O Futuro Sombrio do PlayStation: Sony Prioriza Lucro Sobre Criatividade

Sony revelou sua visão para o futuro do PlayStation através de um encontro executivo e as respostas deixaram muita gente desanimada. O analista Mat Piscatella, da Circana, compartilhou um resumo das discussões que contou com participações do CEO da Sony Interactive Entertainment, Hideaki Nishino, do chefe de estúdios Hermen Hulst, e da vice-presidente sênior de finanças Lynn Azar.

A reunião ocorreu em junho, poucos meses após Sony anunciar que reduziria o lançamento de seus grandes jogos single-player no PC — uma decisão que surpreendeu a comunidade. O timing também foi delicado, acontecendo semanas antes dos cortes massivos na Bungie, estúdio responsável pelo Destiny 2.

Para quem acompanha o mercado de games, as prioridades expostas pela gigante japonesa soam preocupantes. Enquanto esperávamos ouvir sobre inovação e experiências imersivas, o foco aparente foi em “monetizar ainda mais a base de usuários” — em outras palavras, extrair mais dinheiro dos jogadores.

Essa abordagem reflete uma tendência perigosa na indústria: transformar jogos em máquinas de ganhar dinheiro.
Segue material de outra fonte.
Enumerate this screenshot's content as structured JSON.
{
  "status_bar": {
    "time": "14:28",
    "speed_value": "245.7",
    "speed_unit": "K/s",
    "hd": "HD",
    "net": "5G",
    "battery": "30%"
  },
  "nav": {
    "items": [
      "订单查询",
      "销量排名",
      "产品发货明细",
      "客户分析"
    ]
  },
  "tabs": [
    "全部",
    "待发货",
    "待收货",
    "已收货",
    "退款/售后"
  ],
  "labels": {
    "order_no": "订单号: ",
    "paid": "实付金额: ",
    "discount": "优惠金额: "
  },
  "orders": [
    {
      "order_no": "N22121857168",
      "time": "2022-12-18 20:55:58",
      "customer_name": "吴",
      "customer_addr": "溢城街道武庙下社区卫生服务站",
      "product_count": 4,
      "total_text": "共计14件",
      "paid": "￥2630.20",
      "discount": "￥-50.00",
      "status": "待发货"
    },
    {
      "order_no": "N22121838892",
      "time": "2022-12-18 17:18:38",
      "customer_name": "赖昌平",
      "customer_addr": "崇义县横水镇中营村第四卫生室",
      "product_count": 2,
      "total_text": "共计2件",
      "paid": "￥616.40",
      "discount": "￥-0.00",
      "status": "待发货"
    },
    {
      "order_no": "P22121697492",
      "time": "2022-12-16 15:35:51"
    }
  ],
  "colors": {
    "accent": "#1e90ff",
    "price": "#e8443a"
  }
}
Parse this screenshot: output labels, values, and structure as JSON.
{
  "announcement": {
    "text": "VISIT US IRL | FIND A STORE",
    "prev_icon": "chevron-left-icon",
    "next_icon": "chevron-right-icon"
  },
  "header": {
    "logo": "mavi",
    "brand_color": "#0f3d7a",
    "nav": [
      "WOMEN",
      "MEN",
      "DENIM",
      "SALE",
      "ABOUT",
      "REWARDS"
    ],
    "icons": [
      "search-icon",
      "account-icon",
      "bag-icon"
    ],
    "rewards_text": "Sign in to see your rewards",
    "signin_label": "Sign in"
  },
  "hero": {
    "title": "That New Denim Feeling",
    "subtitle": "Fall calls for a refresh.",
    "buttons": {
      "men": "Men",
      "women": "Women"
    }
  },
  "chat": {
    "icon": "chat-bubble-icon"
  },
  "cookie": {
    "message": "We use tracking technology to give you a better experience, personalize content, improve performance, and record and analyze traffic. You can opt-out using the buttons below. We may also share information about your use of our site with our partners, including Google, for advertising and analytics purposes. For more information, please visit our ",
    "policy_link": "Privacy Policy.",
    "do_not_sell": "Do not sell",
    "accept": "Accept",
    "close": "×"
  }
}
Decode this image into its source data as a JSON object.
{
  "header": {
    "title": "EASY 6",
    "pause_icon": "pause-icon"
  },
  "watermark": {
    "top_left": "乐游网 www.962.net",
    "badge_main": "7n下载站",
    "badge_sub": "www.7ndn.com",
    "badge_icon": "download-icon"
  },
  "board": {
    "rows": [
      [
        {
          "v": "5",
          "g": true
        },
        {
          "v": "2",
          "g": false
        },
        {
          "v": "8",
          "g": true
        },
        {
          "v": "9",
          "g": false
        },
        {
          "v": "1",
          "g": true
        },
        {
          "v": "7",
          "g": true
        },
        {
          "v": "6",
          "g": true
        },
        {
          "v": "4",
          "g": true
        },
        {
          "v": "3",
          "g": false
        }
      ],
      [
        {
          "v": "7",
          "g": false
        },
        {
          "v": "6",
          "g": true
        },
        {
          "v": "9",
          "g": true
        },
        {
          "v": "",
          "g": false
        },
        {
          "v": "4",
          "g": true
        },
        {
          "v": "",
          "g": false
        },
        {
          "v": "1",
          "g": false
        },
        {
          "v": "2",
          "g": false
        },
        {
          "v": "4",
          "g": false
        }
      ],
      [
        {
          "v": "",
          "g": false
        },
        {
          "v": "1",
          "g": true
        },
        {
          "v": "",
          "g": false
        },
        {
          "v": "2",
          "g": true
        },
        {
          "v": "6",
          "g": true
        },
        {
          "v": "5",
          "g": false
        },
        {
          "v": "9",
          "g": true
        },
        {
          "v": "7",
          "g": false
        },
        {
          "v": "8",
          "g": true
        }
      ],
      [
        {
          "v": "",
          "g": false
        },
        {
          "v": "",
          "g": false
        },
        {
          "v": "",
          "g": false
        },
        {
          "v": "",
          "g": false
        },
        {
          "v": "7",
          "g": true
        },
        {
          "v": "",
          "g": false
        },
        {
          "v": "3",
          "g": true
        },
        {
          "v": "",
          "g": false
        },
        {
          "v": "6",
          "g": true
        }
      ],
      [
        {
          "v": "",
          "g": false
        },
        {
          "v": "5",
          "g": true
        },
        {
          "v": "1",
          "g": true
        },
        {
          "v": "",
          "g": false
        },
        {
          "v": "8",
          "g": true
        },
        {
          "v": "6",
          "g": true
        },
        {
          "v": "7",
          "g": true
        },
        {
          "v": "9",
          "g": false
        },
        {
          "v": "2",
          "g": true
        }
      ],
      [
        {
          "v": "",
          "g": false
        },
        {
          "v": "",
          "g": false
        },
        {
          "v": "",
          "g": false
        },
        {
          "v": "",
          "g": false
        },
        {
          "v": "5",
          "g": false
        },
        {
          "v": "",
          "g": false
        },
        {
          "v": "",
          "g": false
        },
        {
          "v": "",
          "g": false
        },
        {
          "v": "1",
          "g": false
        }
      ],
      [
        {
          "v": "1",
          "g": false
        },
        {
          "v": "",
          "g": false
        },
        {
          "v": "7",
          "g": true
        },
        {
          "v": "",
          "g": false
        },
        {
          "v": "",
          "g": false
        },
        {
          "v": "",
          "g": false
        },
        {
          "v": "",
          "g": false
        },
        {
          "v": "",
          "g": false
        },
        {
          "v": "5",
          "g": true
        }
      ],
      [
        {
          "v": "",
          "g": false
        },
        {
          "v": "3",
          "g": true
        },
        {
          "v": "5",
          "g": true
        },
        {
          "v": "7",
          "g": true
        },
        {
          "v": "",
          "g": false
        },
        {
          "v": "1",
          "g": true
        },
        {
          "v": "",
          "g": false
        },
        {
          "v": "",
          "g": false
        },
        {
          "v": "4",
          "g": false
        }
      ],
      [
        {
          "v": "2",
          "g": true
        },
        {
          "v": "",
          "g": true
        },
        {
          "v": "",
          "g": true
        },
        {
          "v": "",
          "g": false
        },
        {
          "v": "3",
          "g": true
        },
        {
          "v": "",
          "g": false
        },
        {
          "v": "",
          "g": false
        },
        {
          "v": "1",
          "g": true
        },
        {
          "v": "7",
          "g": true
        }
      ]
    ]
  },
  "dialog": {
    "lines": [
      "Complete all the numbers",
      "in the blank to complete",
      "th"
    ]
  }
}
Live services com passes de temporada, microtransações cada vez mais agressivas e modelos que priorizam o engajamento contínuo acima da qualidade acabam prejudicando a experiência dos fãs.

Sony ainda é uma potência no mundo dos games, com franchises icônicas e estúdios talentosos. Mas revelações como essa mostram que até os gigantes estão sendo pressionados a escolher entre fazer grandes jogos e gerar lucros maiores — e pelo visto, o dinheiro venceu.

A pergunta que fica é: por quanto tempo os gamers continuarão aceitando esse modelo? E mais importante: quando as grandes publishers aprenderão que criar jogos memoráveis e bem-feitos é, sim, um excelente negócio?